ResMed has built a multi-million dollar company on denying sick pay and holidays to thousands of Australians, according to the AMWU.

The union levelled the charge after the medical products manufacturer agreed to "confidential" settlements with three people it washed its hands of on the basis of their labour hire casual status.

ResMed and labour hire outfit, Action James, agreed to the payments after the AMWU launched unfair contracts actions in the Industrial Relations Commission.

"The company had to accept responsibility because these people were employed on regular and systematic terms for up to 11 months before they were let go under the guise of no more work," AMWU organiser, Martin Cartwright, said.

"What ResMed does is 'let people go' and argue they have no rights because they were only casual workers."

It was the second significant hole punched in Resmed's employment practises, after the AMWU, last year, won reinstatement and permanency for a woman who had been "let go" after working five days a week for 37 months.

Cartwright said the results were "important steps" in the campaign to make the market darling face up to its responsibilities as an employer.

Turner Freeman lawyer, Stephen Penning, said the settlement was "significant" because the host employer had accepted responsibility for employees supplied by a labour hire company.

"Given the booming use of labour hire casuals, it's an important use of employment contract law by a union," he said.

ResMed, headed by chief executive officer Peter C Farrell, has become a significant player in the world of medical research and manufacture.

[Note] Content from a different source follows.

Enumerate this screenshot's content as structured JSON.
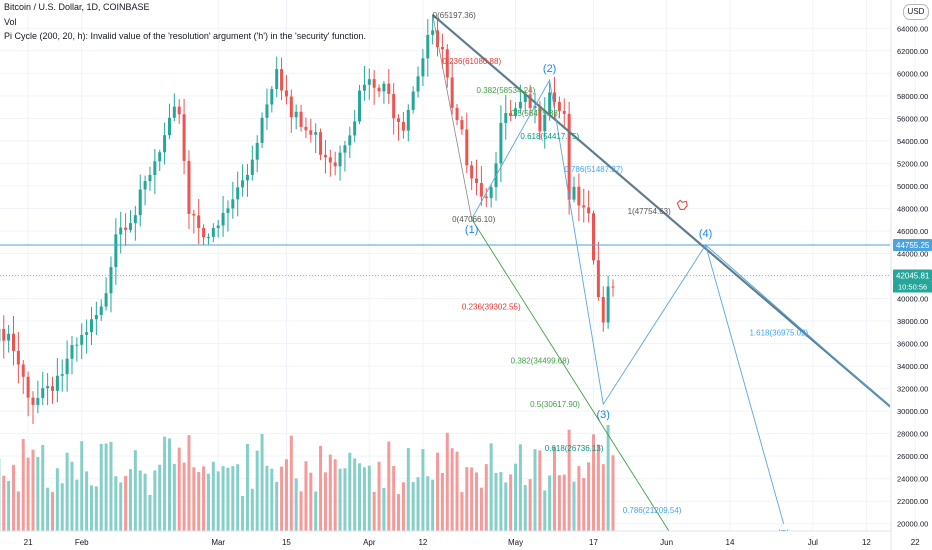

Some of its products are ground-breaking.

It is listed on the Australian and US stock markets and has won rave reviews for its financial performances.

In June, last year, the company was listed amongst Business Week's 100 Hot Growth Companies and came in at 89 on Investor's Business Daily's Top 100 Companies in America.

Its latest annual report predicts it will employ 2000 people by the time it relocates, later in the year, to a new home at Sydney's NorWest Business Park.

The problem, according to Cartwright, is ResMed's use of labour hire to try and keep employment responsibilities at arms length.

New starters are supplied by Action James and, at times, 30-40 percent of employees are casuals without access to holidays, sick leave or other basic entitlements.

ResMed is a classic greenfields site where the majority of production workers do not have union of EBA coverage.